Northern Ireland

Theresa May repeats claim paramilitaries are not being investigated for Troubles killings

Theresa May speaks during prime minister's questions today in the House of Commons 
Theresa May speaks during prime minister's questions today in the House of Commons 

British Prime Minister Theresa May has repeated claims that only members of the British security forces are facing Troubles investigations.

Speaking during prime minister's questions this afternoon, Ms May insisted police officers in the north were "the sole subject of investigations" and said she wanted to ensure "terrorists are investigated for past crimes as well."

The prime minister's comments follow remarks made last month when she told the House of Commons that "the only people being investigated" are those who served in armed forces or law enforcement.

Ms May's claims have been contradicted by official figures from the PSNI which showed that investigations into killings by the British Army accounted for around 30 per cent of its legacy workload.

Chief Constable George Hamilton said Mrs May's claim was not backed up by statistics.

Last year, the then Director of Public Prosecutions Barra McGrory stated that his office has prosecuted more legacy cases linked to paramilitaries than the military.

The prime minister was today answering a question from former defence minister Mark Francois who said he is concerned British military veterans will be "scapegoated" for actions which occurred during the Troubles.

The Tory former minister's intervention came after the outgoing head of the armed forces, Air Chief Marshal Sir Stuart Peach, said he was deeply uncomfortable at the prospect of a historical investigations unit being established to review the conflict.

Mr Francois told MPs that servicemen and women should be treated as "heroes".
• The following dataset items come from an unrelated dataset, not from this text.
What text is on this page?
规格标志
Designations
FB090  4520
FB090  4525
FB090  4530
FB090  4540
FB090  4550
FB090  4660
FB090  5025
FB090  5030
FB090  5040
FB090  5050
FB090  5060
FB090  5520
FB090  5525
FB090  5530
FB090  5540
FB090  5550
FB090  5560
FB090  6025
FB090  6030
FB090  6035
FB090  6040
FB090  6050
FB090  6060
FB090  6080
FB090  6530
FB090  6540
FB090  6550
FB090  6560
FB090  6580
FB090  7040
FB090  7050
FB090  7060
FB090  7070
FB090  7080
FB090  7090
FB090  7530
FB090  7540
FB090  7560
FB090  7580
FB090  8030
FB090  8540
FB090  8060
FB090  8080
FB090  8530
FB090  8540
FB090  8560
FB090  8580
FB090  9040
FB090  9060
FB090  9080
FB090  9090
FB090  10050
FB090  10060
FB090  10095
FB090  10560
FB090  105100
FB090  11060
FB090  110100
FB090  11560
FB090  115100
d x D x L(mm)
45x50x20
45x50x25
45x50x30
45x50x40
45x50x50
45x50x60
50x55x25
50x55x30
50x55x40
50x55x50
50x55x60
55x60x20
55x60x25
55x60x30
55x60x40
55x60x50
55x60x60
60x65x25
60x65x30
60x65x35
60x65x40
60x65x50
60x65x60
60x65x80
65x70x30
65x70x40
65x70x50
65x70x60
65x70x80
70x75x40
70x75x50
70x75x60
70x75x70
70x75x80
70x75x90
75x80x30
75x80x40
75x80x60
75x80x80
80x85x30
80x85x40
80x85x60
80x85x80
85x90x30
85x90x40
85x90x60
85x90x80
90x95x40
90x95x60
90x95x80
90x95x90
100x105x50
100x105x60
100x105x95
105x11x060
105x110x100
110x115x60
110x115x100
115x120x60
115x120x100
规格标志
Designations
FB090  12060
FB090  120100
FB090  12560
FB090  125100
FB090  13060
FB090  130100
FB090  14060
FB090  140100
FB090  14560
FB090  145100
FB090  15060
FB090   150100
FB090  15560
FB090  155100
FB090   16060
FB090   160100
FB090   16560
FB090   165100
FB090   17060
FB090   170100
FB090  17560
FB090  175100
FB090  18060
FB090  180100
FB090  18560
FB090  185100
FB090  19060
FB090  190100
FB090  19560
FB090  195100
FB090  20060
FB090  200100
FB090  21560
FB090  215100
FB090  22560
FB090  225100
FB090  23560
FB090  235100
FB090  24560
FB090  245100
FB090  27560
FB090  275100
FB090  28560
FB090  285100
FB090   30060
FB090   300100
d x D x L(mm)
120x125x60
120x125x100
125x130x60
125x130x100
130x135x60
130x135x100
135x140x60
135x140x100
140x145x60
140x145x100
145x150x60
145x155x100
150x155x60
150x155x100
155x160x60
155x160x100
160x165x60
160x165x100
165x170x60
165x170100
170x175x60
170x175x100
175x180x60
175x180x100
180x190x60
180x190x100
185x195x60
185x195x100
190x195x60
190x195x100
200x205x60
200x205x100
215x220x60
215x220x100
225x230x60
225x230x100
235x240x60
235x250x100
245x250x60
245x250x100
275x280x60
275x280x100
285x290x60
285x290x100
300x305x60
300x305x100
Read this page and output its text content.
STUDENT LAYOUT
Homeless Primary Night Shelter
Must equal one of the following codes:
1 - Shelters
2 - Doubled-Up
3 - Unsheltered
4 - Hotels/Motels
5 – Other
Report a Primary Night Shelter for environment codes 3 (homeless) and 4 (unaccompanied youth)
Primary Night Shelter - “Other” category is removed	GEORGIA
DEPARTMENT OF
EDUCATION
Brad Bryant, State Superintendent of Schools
He said: "Within this House there is growing concern at the prospect of brave servicemen being effectively scapegoated by others for political or financial gain.

"We call our servicemen and women heroes, we should treat them accordingly.

"So would the prime minister be prepared to at least entertain some investigation into the concept of a statute of limitations in order to protect those who have served on the front line and also those who will follow them in the future?"

His intervention came after Defence Minister Tobias Ellwood broke ranks with the official British government position over the weekend to back calls for a time limit for investigations into historical events.

A current consultation document issued by Secretary of State Karen Bradley on dealing with the legacy of the Troubles does not include provision for a statute of limitations, to the anger of many Conservative MPs.

Ms May responded by telling MPs "we don't just call our servicemen and women heroes, they are heroes".

She added: "What we do want to ensure is that we don't see our servicemen and women and indeed in relation to legacy issues in Northern Ireland police officers being the sole subject of investigations, which is what is happening at the moment.

"I want to ensure that terrorists are investigated for past crimes as well and that is why the Secretary of State has launched the consultation on legacy issues and it is of course open to people to respond to that consultation."

Last month Ms May was criticised by former Stormont justice minister David Ford who said she came close to political interference after claiming the system for investigating the Troubles was unfair.